Today I should feel happy. And only happy. But I don’t. Even though I feel somehow thrilled of this new beginning I can’t deny myself the need of remembering that this new beginning is taking place only because there has been an end.

This context of an ending and a new beginning is somehow always presented in a happier note. But every coin has two sides, so even if you are looking only to one side, the other side is still there just as alive and real as the one you are supposedly seeing.

The fact is that I cannot feel genuinely happy.

He died.

He died too soon.

And I, miss him way too much! I miss everything about him.

As much as I am excited for this new friendships, I cannot just get over the fact that I lost another one.

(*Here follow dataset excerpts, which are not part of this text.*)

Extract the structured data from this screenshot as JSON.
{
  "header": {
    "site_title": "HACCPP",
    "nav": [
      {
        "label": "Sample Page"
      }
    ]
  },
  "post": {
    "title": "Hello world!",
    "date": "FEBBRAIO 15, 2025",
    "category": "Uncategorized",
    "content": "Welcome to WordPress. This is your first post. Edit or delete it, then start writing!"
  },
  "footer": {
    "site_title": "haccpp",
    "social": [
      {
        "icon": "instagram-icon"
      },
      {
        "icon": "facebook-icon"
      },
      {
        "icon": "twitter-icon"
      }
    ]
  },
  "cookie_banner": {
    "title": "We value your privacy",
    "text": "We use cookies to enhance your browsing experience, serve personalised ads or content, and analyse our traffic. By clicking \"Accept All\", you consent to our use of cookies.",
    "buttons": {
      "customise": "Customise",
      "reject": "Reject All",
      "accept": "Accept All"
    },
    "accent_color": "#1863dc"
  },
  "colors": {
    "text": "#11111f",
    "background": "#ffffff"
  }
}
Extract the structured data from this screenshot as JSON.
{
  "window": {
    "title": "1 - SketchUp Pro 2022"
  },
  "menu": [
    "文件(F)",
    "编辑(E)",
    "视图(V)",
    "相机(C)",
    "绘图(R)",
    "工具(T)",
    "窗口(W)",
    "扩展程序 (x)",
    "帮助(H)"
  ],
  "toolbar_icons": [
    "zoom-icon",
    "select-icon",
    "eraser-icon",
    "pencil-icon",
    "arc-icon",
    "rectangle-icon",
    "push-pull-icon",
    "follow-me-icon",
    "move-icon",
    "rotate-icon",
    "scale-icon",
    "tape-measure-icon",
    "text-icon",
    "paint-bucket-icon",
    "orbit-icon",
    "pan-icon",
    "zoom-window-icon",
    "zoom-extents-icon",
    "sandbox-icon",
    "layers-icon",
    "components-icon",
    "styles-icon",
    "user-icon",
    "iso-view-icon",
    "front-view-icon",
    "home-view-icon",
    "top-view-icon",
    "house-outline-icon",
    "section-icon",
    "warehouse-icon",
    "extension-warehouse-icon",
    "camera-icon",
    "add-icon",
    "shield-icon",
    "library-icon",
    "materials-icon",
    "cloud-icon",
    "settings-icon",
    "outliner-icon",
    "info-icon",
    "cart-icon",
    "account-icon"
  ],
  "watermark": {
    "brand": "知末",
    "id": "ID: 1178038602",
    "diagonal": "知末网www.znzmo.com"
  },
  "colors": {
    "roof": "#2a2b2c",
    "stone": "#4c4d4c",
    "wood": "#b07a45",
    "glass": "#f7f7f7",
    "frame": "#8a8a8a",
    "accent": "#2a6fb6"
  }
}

We shared 7 amazing years; and now as I reflect upon what he meant to me and on how our time together was way to short, I also realise that 7 is the perfect number.

And indeed, he was perfect in every aspect. He was perfect for me. From day one to day to day 2677.

I want to believe that my new friend will bring me just as much joy as he did, but I cannot believe in this if I don’t also admit that these two happinesses will never be the same. I don’t want to draw over an already made picture. I want to start a new piece of art, on a new page, with new colours and new pencils and new everything.

Joey, I will love you until the end of time and my heart will expend over time,just like the Universe does, and so will my love for you.